# Netbeans + Maven: default pom Inhalt



## Kababär (28. Apr 2017)

Hi,

gibt es unter Netbeans eine Möglichkeit, die automatisch generierte pom.xml einer Maven JavaFX App zu ändern? In der von Netbeans erstellten pom.xml ist immer das mojo-Plugin enthalten, was beim Ausführen meiner java-Dateien oder main-Klassen zu Prblemen führt.

Kann ich die default pom.xml irgendwo ändern?


----------



## Tobse (28. Apr 2017)

NetBeans hat doch so eine Template-Verwaltung. Habe jetzt schon länger nichtmehr mir NetBeans gearbeitet, daher kann ich dir leider keinen Menüpfad geben. Aber das Feature gibts. In den Templates steht doch normalerweise auch drin, wo man die anpassen kann, oder?
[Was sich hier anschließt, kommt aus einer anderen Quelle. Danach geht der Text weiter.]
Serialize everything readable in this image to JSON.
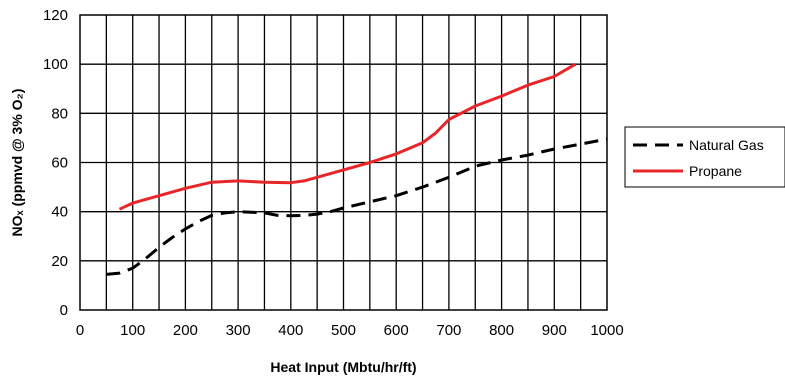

Dort müsste irgendwo sicherlich auch die pom.xml für JavaFX hinterlegt sein. Da kannst du sie deinen Wünschen nach anpassen.


----------



## Kababär (28. Apr 2017)

Die Templates sind nur Shortcuts für Code Templates. Dort kann man nicht das default pom ändern, sondern nur weitere Code Templates hinzufügen.


----------